Um dia já inspirei o ar puro das montanhas, e se me concentrar muito, muito mesmo, quase prendendo a respiração, consigo sentí-lo. O ar doce, leve, fresco. O cheiro da natureza, a umidade. Mas isso é fácil. É fácil estar sentada no escritório e dizer: ah, que saudades de viajar. E tendo o universo ao seu redor, você se torna cega.

Sim, porque há meses não vejo o mar. Quer dizer, impossível ficar sem vê-lo, pois o oceano sempre dá um jeito de aparecer nos percursos que faço, pequenas réstias de azul, vislumbres nos táxis do Rio de Janeiro. Mas moro em Fortaleza e não vejo o mar. Há meses. Há meses não sinto a areia nos meus dedos, não sinto a água, não sinto a maresia embaraçando os meus cabelos. Não respiro fundo e sinto o sal, o sol, o sundown, aquele cheiro de peixe e mar. Estar debaixo d'água. Sentir a pele ficando ainda mais dourada, o corpo mais bonito só pelo toque extra de cor. Sequer tenho a marca do biquíni.

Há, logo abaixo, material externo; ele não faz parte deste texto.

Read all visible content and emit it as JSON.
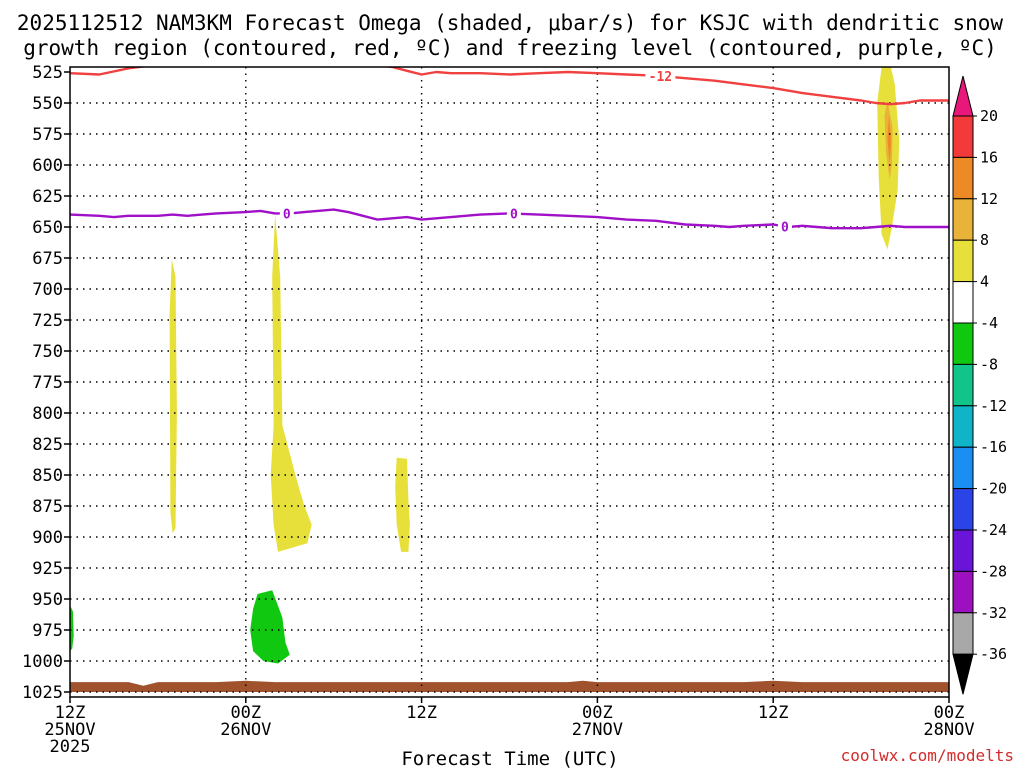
{
  "chart_data": {
    "type": "heatmap",
    "title_lines": [
      "2025112512 NAM3KM Forecast Omega (shaded, μbar/s) for KSJC with dendritic snow",
      "growth region (contoured, red, ºC) and freezing level (contoured, purple, ºC)"
    ],
    "xlabel": "Forecast Time (UTC)",
    "credit": "coolwx.com/modelts",
    "x_range_hours": [
      0,
      60
    ],
    "y_levels": [
      525,
      550,
      575,
      600,
      625,
      650,
      675,
      700,
      725,
      750,
      775,
      800,
      825,
      850,
      875,
      900,
      925,
      950,
      975,
      1000,
      1025
    ],
    "y_labels": [
      "525",
      "550",
      "575",
      "600",
      "625",
      "650",
      "675",
      "700",
      "725",
      "750",
      "775",
      "800",
      "825",
      "850",
      "875",
      "900",
      "925",
      "950",
      "975",
      "1000",
      "1025"
    ],
    "x_ticks": [
      {
        "hour": 0,
        "lines": [
          "12Z",
          "25NOV",
          "2025"
        ]
      },
      {
        "hour": 12,
        "lines": [
          "00Z",
          "26NOV"
        ]
      },
      {
        "hour": 24,
        "lines": [
          "12Z"
        ]
      },
      {
        "hour": 36,
        "lines": [
          "00Z",
          "27NOV"
        ]
      },
      {
        "hour": 48,
        "lines": [
          "12Z"
        ]
      },
      {
        "hour": 60,
        "lines": [
          "00Z",
          "28NOV"
        ]
      }
    ],
    "colorbar": {
      "labels": [
        "20",
        "16",
        "12",
        "8",
        "4",
        "-4",
        "-8",
        "-12",
        "-16",
        "-20",
        "-24",
        "-28",
        "-32",
        "-36"
      ],
      "colors": [
        "#f23a3a",
        "#ee8a26",
        "#e9b238",
        "#e8e03a",
        "#ffffff",
        "#10c810",
        "#10c48a",
        "#10b4c8",
        "#1a8ef2",
        "#2a44e8",
        "#6a14d8",
        "#9c10c0",
        "#a8a8a8"
      ],
      "over_color": "#e8187a",
      "under_color": "#000000"
    },
    "contours": [
      {
        "name": "dendritic-snow-growth -12C",
        "color": "#f04040",
        "label": "-12",
        "label_hour": 40.3,
        "points": [
          [
            0,
            526
          ],
          [
            2,
            527
          ],
          [
            4,
            522
          ],
          [
            6,
            519
          ],
          [
            8,
            517
          ],
          [
            10,
            518
          ],
          [
            12,
            519
          ],
          [
            14,
            518
          ],
          [
            16,
            517
          ],
          [
            18,
            517
          ],
          [
            20,
            518
          ],
          [
            22,
            521
          ],
          [
            23,
            524
          ],
          [
            24,
            527
          ],
          [
            25,
            525
          ],
          [
            26,
            526
          ],
          [
            28,
            526
          ],
          [
            30,
            527
          ],
          [
            32,
            526
          ],
          [
            34,
            525
          ],
          [
            36,
            526
          ],
          [
            38,
            527
          ],
          [
            40,
            528
          ],
          [
            42,
            530
          ],
          [
            44,
            532
          ],
          [
            46,
            535
          ],
          [
            48,
            538
          ],
          [
            50,
            542
          ],
          [
            52,
            545
          ],
          [
            54,
            548
          ],
          [
            55,
            550
          ],
          [
            56,
            551
          ],
          [
            57,
            550
          ],
          [
            58,
            548
          ],
          [
            59,
            548
          ],
          [
            60,
            548
          ]
        ]
      },
      {
        "name": "freezing-level 0C",
        "color": "#a010c8",
        "label": "0",
        "label_hours": [
          14.8,
          30.3,
          48.8
        ],
        "points": [
          [
            0,
            640
          ],
          [
            2,
            641
          ],
          [
            3,
            642
          ],
          [
            4,
            641
          ],
          [
            6,
            641
          ],
          [
            7,
            640
          ],
          [
            8,
            641
          ],
          [
            9,
            640
          ],
          [
            10,
            639
          ],
          [
            12,
            638
          ],
          [
            13,
            637
          ],
          [
            14,
            639
          ],
          [
            15,
            639
          ],
          [
            16,
            638
          ],
          [
            18,
            636
          ],
          [
            19,
            638
          ],
          [
            20,
            641
          ],
          [
            21,
            644
          ],
          [
            22,
            643
          ],
          [
            23,
            642
          ],
          [
            24,
            644
          ],
          [
            26,
            642
          ],
          [
            28,
            640
          ],
          [
            30,
            639
          ],
          [
            32,
            640
          ],
          [
            34,
            641
          ],
          [
            36,
            642
          ],
          [
            38,
            644
          ],
          [
            40,
            645
          ],
          [
            42,
            648
          ],
          [
            44,
            649
          ],
          [
            45,
            650
          ],
          [
            46,
            649
          ],
          [
            48,
            648
          ],
          [
            49,
            650
          ],
          [
            50,
            649
          ],
          [
            51,
            650
          ],
          [
            52,
            651
          ],
          [
            54,
            651
          ],
          [
            55,
            650
          ],
          [
            56,
            649
          ],
          [
            57,
            650
          ],
          [
            58,
            650
          ],
          [
            60,
            650
          ]
        ]
      }
    ],
    "shaded_regions": [
      {
        "name": "yellow-4-8-a",
        "value_band": "4 to 8",
        "color": "#e8e03a",
        "points": [
          [
            6.95,
            676
          ],
          [
            7.2,
            690
          ],
          [
            7.3,
            800
          ],
          [
            7.2,
            893
          ],
          [
            7.0,
            897
          ],
          [
            6.85,
            880
          ],
          [
            6.8,
            720
          ]
        ]
      },
      {
        "name": "yellow-4-8-b",
        "value_band": "4 to 8",
        "color": "#e8e03a",
        "points": [
          [
            14.0,
            640
          ],
          [
            14.35,
            690
          ],
          [
            14.5,
            810
          ],
          [
            15.5,
            855
          ],
          [
            16.0,
            875
          ],
          [
            16.5,
            890
          ],
          [
            16.2,
            905
          ],
          [
            14.2,
            912
          ],
          [
            13.9,
            890
          ],
          [
            13.7,
            850
          ],
          [
            13.9,
            810
          ],
          [
            13.8,
            690
          ]
        ]
      },
      {
        "name": "yellow-4-8-c",
        "value_band": "4 to 8",
        "color": "#e8e03a",
        "points": [
          [
            22.3,
            836
          ],
          [
            23.0,
            837
          ],
          [
            23.1,
            870
          ],
          [
            23.2,
            890
          ],
          [
            23.1,
            912
          ],
          [
            22.6,
            912
          ],
          [
            22.3,
            890
          ],
          [
            22.2,
            860
          ]
        ]
      },
      {
        "name": "yellow-4-8-d",
        "value_band": "4 to 8",
        "color": "#e8e03a",
        "points": [
          [
            56.0,
            519
          ],
          [
            56.3,
            535
          ],
          [
            56.6,
            580
          ],
          [
            56.5,
            620
          ],
          [
            56.1,
            650
          ],
          [
            55.8,
            668
          ],
          [
            55.4,
            656
          ],
          [
            55.2,
            610
          ],
          [
            55.1,
            550
          ],
          [
            55.4,
            521
          ]
        ]
      },
      {
        "name": "orange-8-12",
        "value_band": "8 to 12",
        "color": "#e9b238",
        "points": [
          [
            55.8,
            548
          ],
          [
            56.15,
            570
          ],
          [
            56.1,
            600
          ],
          [
            55.95,
            612
          ],
          [
            55.7,
            590
          ],
          [
            55.6,
            560
          ]
        ]
      },
      {
        "name": "orange-12-16",
        "value_band": "12 to 16",
        "color": "#ee8a26",
        "points": [
          [
            55.9,
            560
          ],
          [
            56.05,
            580
          ],
          [
            55.95,
            598
          ],
          [
            55.8,
            580
          ]
        ]
      },
      {
        "name": "green-neg4-neg8-a",
        "value_band": "-4 to -8",
        "color": "#10c810",
        "points": [
          [
            0.0,
            955
          ],
          [
            0.2,
            960
          ],
          [
            0.25,
            980
          ],
          [
            0.15,
            990
          ],
          [
            0.0,
            992
          ]
        ]
      },
      {
        "name": "green-neg4-neg8-b",
        "value_band": "-4 to -8",
        "color": "#10c810",
        "points": [
          [
            12.8,
            946
          ],
          [
            13.8,
            943
          ],
          [
            14.5,
            965
          ],
          [
            14.7,
            985
          ],
          [
            15.0,
            995
          ],
          [
            14.2,
            1002
          ],
          [
            13.2,
            1000
          ],
          [
            12.5,
            992
          ],
          [
            12.3,
            975
          ],
          [
            12.5,
            958
          ]
        ]
      }
    ],
    "terrain": {
      "name": "surface-terrain",
      "color": "#a0522d",
      "top_points": [
        [
          0,
          1017
        ],
        [
          4,
          1017
        ],
        [
          5,
          1020
        ],
        [
          6,
          1017
        ],
        [
          10,
          1017
        ],
        [
          12,
          1016
        ],
        [
          14,
          1017
        ],
        [
          20,
          1017
        ],
        [
          30,
          1017
        ],
        [
          34,
          1017
        ],
        [
          35,
          1016
        ],
        [
          36,
          1017
        ],
        [
          46,
          1017
        ],
        [
          48,
          1016
        ],
        [
          50,
          1017
        ],
        [
          60,
          1017
        ]
      ],
      "base_level": 1025
    }
  }
}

Apenas fico aqui, trabalhando, conversando online porque minhas amigas estão espalhadas pelo mundo, rindo também, e me divertindo, claro, e postergando sempre aquela vontade de voltar. É que chega o sábado e tem tanta coisa pra fazer. E chega o domingo, e vai ter tanta coisa pra fazer na semana seguinte, quero descansar. Estou sempre deixando o verão para mais tarde.

E sentindo, sempre, que um dia será minha hora de voltar.

"Talvez eu seja pequena,
Lhe cause tanto problema

Que já não lhe cabe me cuidar,
Talvez eu deva ser forte,
Pedir ao mar
Por mais sorte
E aprender a navegar."




  1. We all come back when it's time...

    Until then, we sail... hoping for the best and

    trying to smile.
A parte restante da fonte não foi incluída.